I believe it was in my second
month with the 281st that I came the closest to
dying, thanks partially in part to the Wolf Pack. I am probably 95% sure
what happened that day did in fact happen but I was very young and new and
there is a slight chance that the guys were putting one over on Condry and
me. Condry was my AC and on this one I never once touched the controls, I
was just along for the ride. This is how I remember that day and I stand
corrected if indeed the rocket part of this did not happen.
It was around January of 68 and we were working Delta out of a tiny dirt airstrip west of Kontum called Play Zur Rang (English version), I think. It was just before dark and the insertion ship had just put in their team. I was flying Peter pilot with Condry as "rescue one". The team was put into an LZ that was about the size of a football field that was in a flat just under the crest of probably the highest mountain in the area. I though to myself, why would "Charlie" be way up here? It would have been one heck of a walk and there was nothing around except mountains. Wrong!!!
We weren't more than a mile or two out when the team called in for an "emergency extraction". As it turned out they went in on top of a company size or larger force of NVA that were camped out in the tree line. All hell was breaking lose down there and time was very critical. Condry immediately dropped out of formation and set up to go right in as soon as the insertion ship picked up his half and cleared the trees. For you non aviation types, a chopper can land with more of a load than it can take off with and that one could not takeoff from that spot with a full team. The team made it to the north end of the LZ and the insertion ship landed to the north but took off to the south. Condrey’s timing was perfect and just as they cleared the trees we went in. We picked up the last two guys and began our takeoff to the south as the guns opened up. Condry pulled in full power and with only two on board we were coming out of there like a bat-out-of-hell when we hear the insertion ship's warning. On their way out they saw a 50 cal. on a bunker hid in the tree line on the south side and Charlie had just got to it. A 50 caliber machine gun can easily shoot down a chopper.
We were at full power and really moving and just over half way out when both of us heard that then saw the bunker and the huge machine gun. Condry instantly yanked us into a super tight left turn that to this day is probably unmatched in aviation history. The "G" forces threw my head back hard against the seat and I found myself looking at ground out of my overhead window.

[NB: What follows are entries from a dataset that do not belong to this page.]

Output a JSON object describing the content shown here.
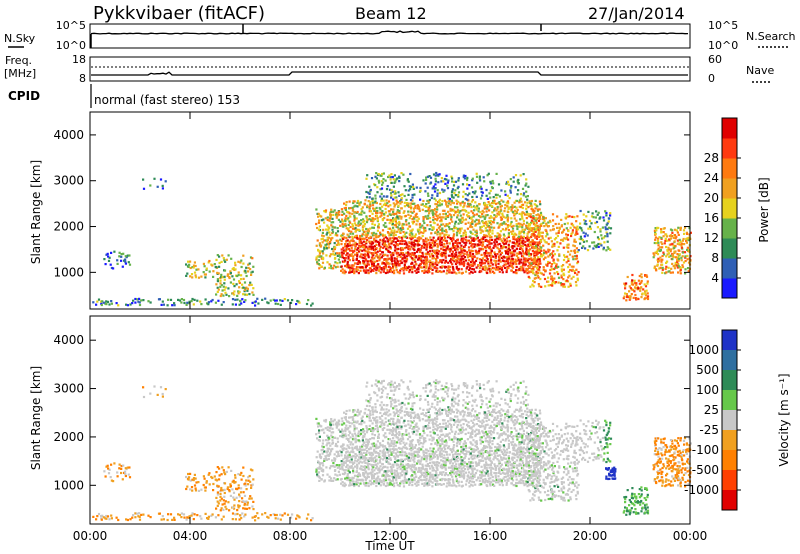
{
  "header": {
    "station": "Pykkvibaer (fitACF)",
    "beam": "Beam 12",
    "date": "27/Jan/2014"
  },
  "status_panels": {
    "nsky_label": "N.Sky",
    "nsearch_label": "N.Search",
    "nsky_ticks": [
      "10^5",
      "10^0"
    ],
    "nsearch_ticks": [
      "10^5",
      "10^0"
    ],
    "freq_label_1": "Freq.",
    "freq_label_2": "[MHz]",
    "freq_ticks": [
      "18",
      "8"
    ],
    "nave_label": "Nave",
    "nave_ticks": [
      "60",
      "0"
    ],
    "cpid_label": "CPID",
    "cpid_value": "normal (fast stereo) 153"
  },
  "chart_data": [
    {
      "type": "heatmap",
      "name": "power",
      "ylabel": "Slant Range [km]",
      "y_ticks": [
        1000,
        2000,
        3000,
        4000
      ],
      "ylim": [
        200,
        4500
      ],
      "x_ticks": [
        "00:00",
        "04:00",
        "08:00",
        "12:00",
        "16:00",
        "20:00",
        "00:00"
      ],
      "xlim_hours": [
        0,
        24
      ],
      "colorbar": {
        "label": "Power [dB]",
        "ticks": [
          "4",
          "8",
          "12",
          "16",
          "20",
          "24",
          "28"
        ],
        "colors": [
          "#1a1aff",
          "#2f5fb5",
          "#2e8b57",
          "#66b24a",
          "#e6d21e",
          "#f0a020",
          "#ff7a10",
          "#ff3a10",
          "#e00000"
        ]
      }
    },
    {
      "type": "heatmap",
      "name": "velocity",
      "ylabel": "Slant Range [km]",
      "y_ticks": [
        1000,
        2000,
        3000,
        4000
      ],
      "ylim": [
        200,
        4500
      ],
      "x_ticks": [
        "00:00",
        "04:00",
        "08:00",
        "12:00",
        "16:00",
        "20:00",
        "00:00"
      ],
      "xlim_hours": [
        0,
        24
      ],
      "xlabel": "Time UT",
      "colorbar": {
        "label": "Velocity [m s⁻¹]",
        "ticks": [
          "1000",
          "500",
          "100",
          "25",
          "-25",
          "-100",
          "-500",
          "-1000"
        ],
        "colors": [
          "#1f33c7",
          "#2f6fa0",
          "#2e8b57",
          "#66c84a",
          "#c8c8c8",
          "#f0a020",
          "#ff8000",
          "#ff4000",
          "#e00000"
        ]
      }
    }
  ]
}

Why I didn't black out from that I don't know. We had to have gone well over 90 degrees for me to see ground and choppers aren't suppose to be able to do that. Condry pulled her back around and we started out the other way. I could hear the Wolf Packs rockets hitting all over the place. We beat feet out there with a cyclic climb and were mighty glad to get out of that one.

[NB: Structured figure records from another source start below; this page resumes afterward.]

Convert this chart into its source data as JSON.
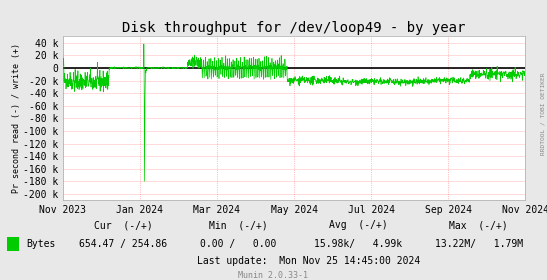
{
  "title": "Disk throughput for /dev/loop49 - by year",
  "ylabel": "Pr second read (-) / write (+)",
  "background_color": "#e8e8e8",
  "plot_bg_color": "#ffffff",
  "line_color": "#00cc00",
  "zero_line_color": "#000000",
  "x_tick_labels": [
    "Nov 2023",
    "Jan 2024",
    "Mar 2024",
    "May 2024",
    "Jul 2024",
    "Sep 2024",
    "Nov 2024"
  ],
  "y_tick_labels": [
    "40 k",
    "20 k",
    "0",
    "-20 k",
    "-40 k",
    "-60 k",
    "-80 k",
    "-100 k",
    "-120 k",
    "-140 k",
    "-160 k",
    "-180 k",
    "-200 k"
  ],
  "y_tick_values": [
    40000,
    20000,
    0,
    -20000,
    -40000,
    -60000,
    -80000,
    -100000,
    -120000,
    -140000,
    -160000,
    -180000,
    -200000
  ],
  "ylim": [
    -210000,
    50000
  ],
  "legend_label": "Bytes",
  "legend_color": "#00cc00",
  "cur_label": "Cur  (-/+)",
  "cur_value": "654.47 / 254.86",
  "min_label": "Min  (-/+)",
  "min_value": "0.00 /   0.00",
  "avg_label": "Avg  (-/+)",
  "avg_value": "15.98k/   4.99k",
  "max_label": "Max  (-/+)",
  "max_value": "13.22M/   1.79M",
  "last_update": "Last update:  Mon Nov 25 14:45:00 2024",
  "munin_label": "Munin 2.0.33-1",
  "rrdtool_label": "RRDTOOL / TOBI OETIKER",
  "title_fontsize": 10,
  "tick_fontsize": 7,
  "legend_fontsize": 7,
  "ylabel_fontsize": 6
}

We hadn't gone very far when the guns finished up and we got a call from one of them. The gunship AC, Rich I believe, asked Condry if he knew what has just happened. Condrey came right back and said we were probably the first helicopter ever to have gone upside down and recovered. Rich said something to the effect, " Yea, that too, but do you guys know when you made that turn you turned into the path of a set of rockets that had already been fired and that while you were upside down one of the rockets went straight through your open cargo compartment and blew up when it hit the ground"? Rich said it tore up his Peter pilot, he couldn't believe his eyes. Rich then said that he wish he had his 8 mm camera for that one.
Like I said prior, I never touched the controls but I do know for sure that I did indeed see ground out of that overhead window. As for the miracle rocket, that's up to the guns to verify. Though at that time I wasn't much in line with the Lord, I sure am glad he was on the controls for that one. If it did happen I'm sure the guns version is out there some where. That story should have been passed around for a long time. I hope their version comes out someday.
That's Condrey sitting in the little chair that he always brought with him to the field. Wherever he set that chair down a crowd would soon gather. Condrey had a certain mix of confidence, professionalism, and humor that acted like a magnet drawing in people. Deep inside I guess all us Peter Pilots hoped to be like him when our turn came around but right now it was best to keep quiet and listen and learn. I think he was born in a helicopter. Again, my thanks to Mary Ellen Nabors (Condrey's sister) for the use of this picture.
In Sept of 2014, 46 Years Later, I Found This On The 281st Gunship (Wolf Pack) Website
Credit Goes To Them, A Very Interesting Website.
From Don Ruskauff
StoryTime: January 1968
You may not have been too far off the mark with that story. Incidentally I think that our base for that operation was spelled Plei Djerang on the maps if for any reason someone wants to look it up. As I remember it was about 45 min - 1hr West of Kontum. I was flying C&C that day, above and to the West of you. When the insertion went haywire we moved over the area and saw the maneuver you describe. When I saw the rockets impact below you I remarked to the my co-pilot that there go the Wolf Pack again with superb fire suppression but I thought to my self "that's cutting it close". I can't confirm that a rocket went through your ship but I sure wouldn't argue with anyone who said it did. If my memory is correct (and I wouldn't swear to it) the SF team leader later reported that we had landed in in the NVA's mess area and interrupted their dinner. Tracers followed you out of the LZ until the Wolf Pack turned them off.